Does Helix GPL player support SVG or are there plans to?

Examples

http://jibbering.com/foaf/foafnaut.svg and http://jibbering.com/foaf/foafnaut.moz.svg (for mozilla) This is a visualiser for social networks (in fact any node/arc diagram) Or browse around http://www.svgx.org/subjects.html

SMIL

Language for writing presentations - http://www.w3.org/AudioVideo/. These can make use of audio and video, still graphics, generally you can also embed forms of media that your computer is able to play.

Downsides:

  • really just a synchronisation language; it's a wrapper for the media formats you can already play.
  • so, need to specify content types
  • low levels of interactivity: no scripting support
  • no support for streaming? (isn't this the Media Object Modules?)
  • medium install base; incompatible implementations

Need more info: this is supported by many non-free codecs (including Flash); but is the (GPL) Helix player capable of playing it (this says it can)? Perhaps that, combined with free software codecs, might be a potential winner, but we would still need an SVG codec for Helix (only option AFAIK is to plug in the Adobe support..)

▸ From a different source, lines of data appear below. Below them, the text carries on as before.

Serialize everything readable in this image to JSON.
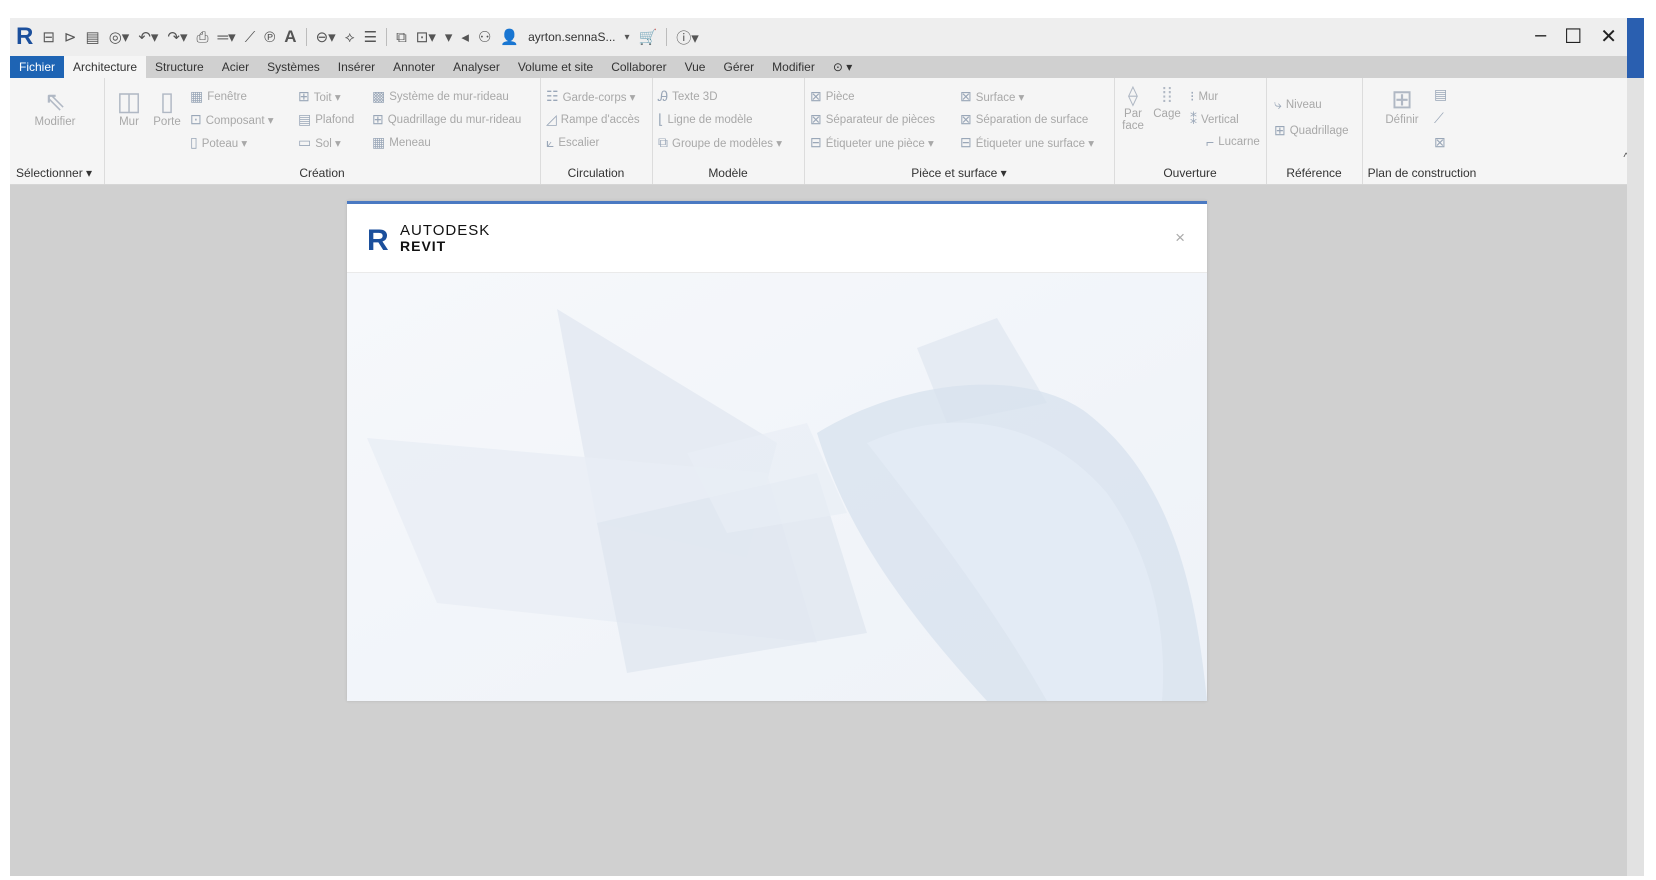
{
  "quick_access": {
    "logo": "R",
    "user": "ayrton.sennaS...",
    "icons": [
      "home-icon",
      "open-icon",
      "save-icon",
      "sync-icon",
      "undo-icon",
      "redo-icon",
      "print-icon",
      "measure-icon",
      "dimension-icon",
      "tag-icon",
      "text-icon",
      "view-3d-icon",
      "section-icon",
      "thin-lines-icon",
      "close-hidden-icon",
      "switch-windows-icon",
      "customize-icon",
      "binoculars-icon",
      "user-icon",
      "cart-icon",
      "help-icon"
    ]
  },
  "window": {
    "minimize": "‒",
    "maximize": "☐",
    "close": "✕"
  },
  "tabs": [
    "Fichier",
    "Architecture",
    "Structure",
    "Acier",
    "Systèmes",
    "Insérer",
    "Annoter",
    "Analyser",
    "Volume et site",
    "Collaborer",
    "Vue",
    "Gérer",
    "Modifier",
    "⊙ ▾"
  ],
  "ribbon": {
    "select": {
      "title": "Sélectionner ▾",
      "modify": "Modifier"
    },
    "build": {
      "title": "Création",
      "wall": "Mur",
      "door": "Porte",
      "window": "Fenêtre",
      "component": "Composant ▾",
      "column": "Poteau ▾",
      "roof": "Toit ▾",
      "ceiling": "Plafond",
      "floor": "Sol ▾",
      "curtain_system": "Système de mur-rideau",
      "curtain_grid": "Quadrillage du mur-rideau",
      "mullion": "Meneau"
    },
    "circulation": {
      "title": "Circulation",
      "railing": "Garde-corps ▾",
      "ramp": "Rampe d'accès",
      "stair": "Escalier"
    },
    "model": {
      "title": "Modèle",
      "text3d": "Texte 3D",
      "model_line": "Ligne de modèle",
      "model_group": "Groupe de modèles ▾"
    },
    "room": {
      "title": "Pièce et surface ▾",
      "room": "Pièce",
      "room_separator": "Séparateur de pièces",
      "tag_room": "Étiqueter une pièce ▾",
      "area": "Surface ▾",
      "area_boundary": "Séparation de surface",
      "tag_area": "Étiqueter une surface ▾"
    },
    "opening": {
      "title": "Ouverture",
      "by_face_1": "Par",
      "by_face_2": "face",
      "shaft": "Cage",
      "wall": "Mur",
      "vertical": "Vertical",
      "dormer": "Lucarne"
    },
    "datum": {
      "title": "Référence",
      "level": "Niveau",
      "grid": "Quadrillage"
    },
    "workplane": {
      "title": "Plan de construction",
      "set": "Définir"
    }
  },
  "splash": {
    "brand_line1": "AUTODESK",
    "brand_line2": "REVIT",
    "close": "×"
  }
}
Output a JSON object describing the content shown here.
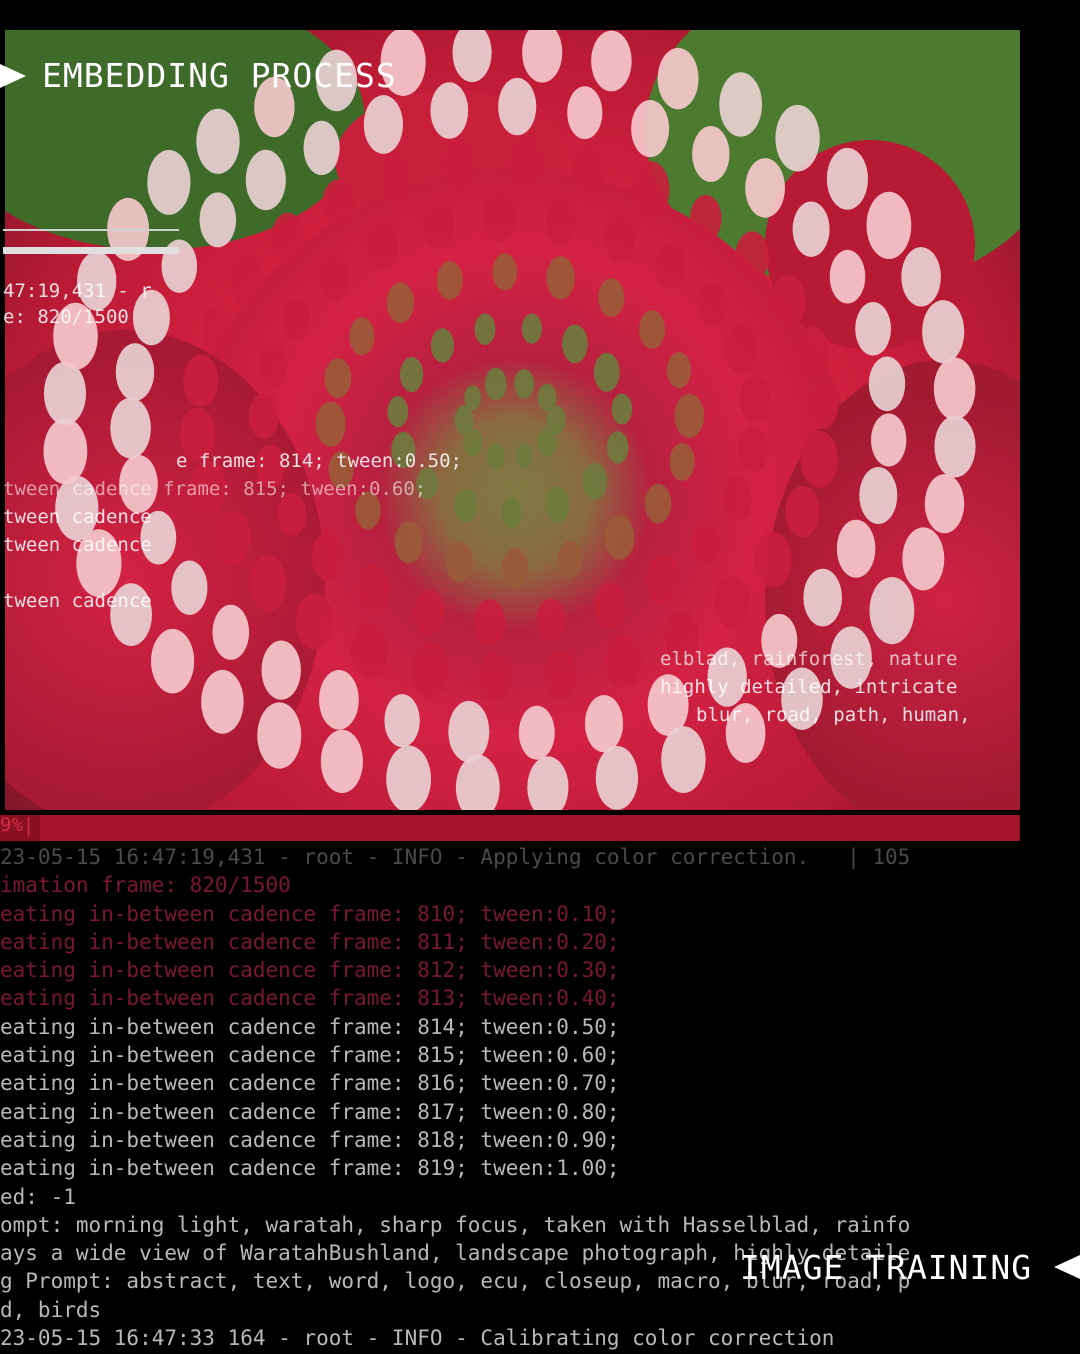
{
  "titles": {
    "top": "EMBEDDING PROCESS",
    "bottom": "IMAGE TRAINING"
  },
  "overlay_text": [
    "47:19,431 - r",
    "e: 820/1500",
    "e frame: 814; tween:0.50;",
    "tween cadence frame: 815; tween:0.60;",
    "tween cadence",
    "tween cadence",
    "tween cadence",
    "elblad, rainforest, nature",
    "highly detailed, intricate",
    "blur, road, path, human,"
  ],
  "progress": {
    "label": "9%|",
    "fraction": 0.55
  },
  "log_lines": [
    {
      "text": "23-05-15 16:47:19,431 - root - INFO - Applying color correction.   | 105",
      "style": "dim"
    },
    {
      "text": "imation frame: 820/1500",
      "style": "red"
    },
    {
      "text": "eating in-between cadence frame: 810; tween:0.10;",
      "style": "red"
    },
    {
      "text": "eating in-between cadence frame: 811; tween:0.20;",
      "style": "red"
    },
    {
      "text": "eating in-between cadence frame: 812; tween:0.30;",
      "style": "red"
    },
    {
      "text": "eating in-between cadence frame: 813; tween:0.40;",
      "style": "red"
    },
    {
      "text": "eating in-between cadence frame: 814; tween:0.50;",
      "style": "normal"
    },
    {
      "text": "eating in-between cadence frame: 815; tween:0.60;",
      "style": "normal"
    },
    {
      "text": "eating in-between cadence frame: 816; tween:0.70;",
      "style": "normal"
    },
    {
      "text": "eating in-between cadence frame: 817; tween:0.80;",
      "style": "normal"
    },
    {
      "text": "eating in-between cadence frame: 818; tween:0.90;",
      "style": "normal"
    },
    {
      "text": "eating in-between cadence frame: 819; tween:1.00;",
      "style": "normal"
    },
    {
      "text": "ed: -1",
      "style": "normal"
    },
    {
      "text": "ompt: morning light, waratah, sharp focus, taken with Hasselblad, rainfo",
      "style": "normal"
    },
    {
      "text": "ays a wide view of WaratahBushland, landscape photograph, highly detaile",
      "style": "normal"
    },
    {
      "text": "g Prompt: abstract, text, word, logo, ecu, closeup, macro, blur, road, p",
      "style": "normal"
    },
    {
      "text": "d, birds",
      "style": "normal"
    },
    {
      "text": "23-05-15 16:47:33 164 - root - INFO - Calibrating color correction",
      "style": "normal"
    }
  ],
  "colors": {
    "background": "#000000",
    "flower_red": "#d2203f",
    "progress_bar": "#a3142a"
  },
  "icons": [
    "arrow-right-icon",
    "arrow-left-icon"
  ]
}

http://www.alistapart.com/articles/smil/ is a good article on SMIL by my favourite Jeffrey. "Cool things you can do with SMIL" is a bit clutchy-strawy (i.e., you can already do all that)

MPEG 21

Open multimedia framework for content delivery and consumption spec

This doesn't do the exact thing as SMIL in the same technology, no really.

Downsides:

  • it's MPEG
  • pt4/5 of the spec. more concerned with taking freedoms away from users rather than actually doing something useful
  • probably patented up the wazoo
  • does anyone support it? (maybe quicktime...)
  • not going to be good at interaction

Quicktime

Same-ish as SMIL again; well-known file format, better known. Can assume a range of codecs being available. Binary, but there is a free software streaming server of good quality available. Some content creation tools available, all aimed at video rather than multimedia though. Apple dev info

Downsides:

  • poor interactivity again
  • range of codecs you can assume mostly useless; e.g., video codecs with YUV422 "compression" (i.e., straight data loss). No 'clever' compression

XUL, Python, Java, etc.

Bunching all these in together - no, they're not the same thing, but they share one common feature - they're development systems, not content platforms.

A Flash replacement of varying quality would probably be implementable in any of these systems (indeed, there is supposed to be a Java Flash player somewhere). Disadvantages include the fact that since such a replacement doesn't exist, the installed base is rather low.

Target Questions

  1. Is it feasible to start a "campaign" or "program" to try and get developers interested in a project to develop something like this?
  2. How much money could be assigned, either as donations or formal grants? What would the specifications be?
  3. Is there any real chance of getting anything useable within a reasonable timeframe?
  4. Do we try to integrate the existing bits like SVG and SMIL, or start from scratch?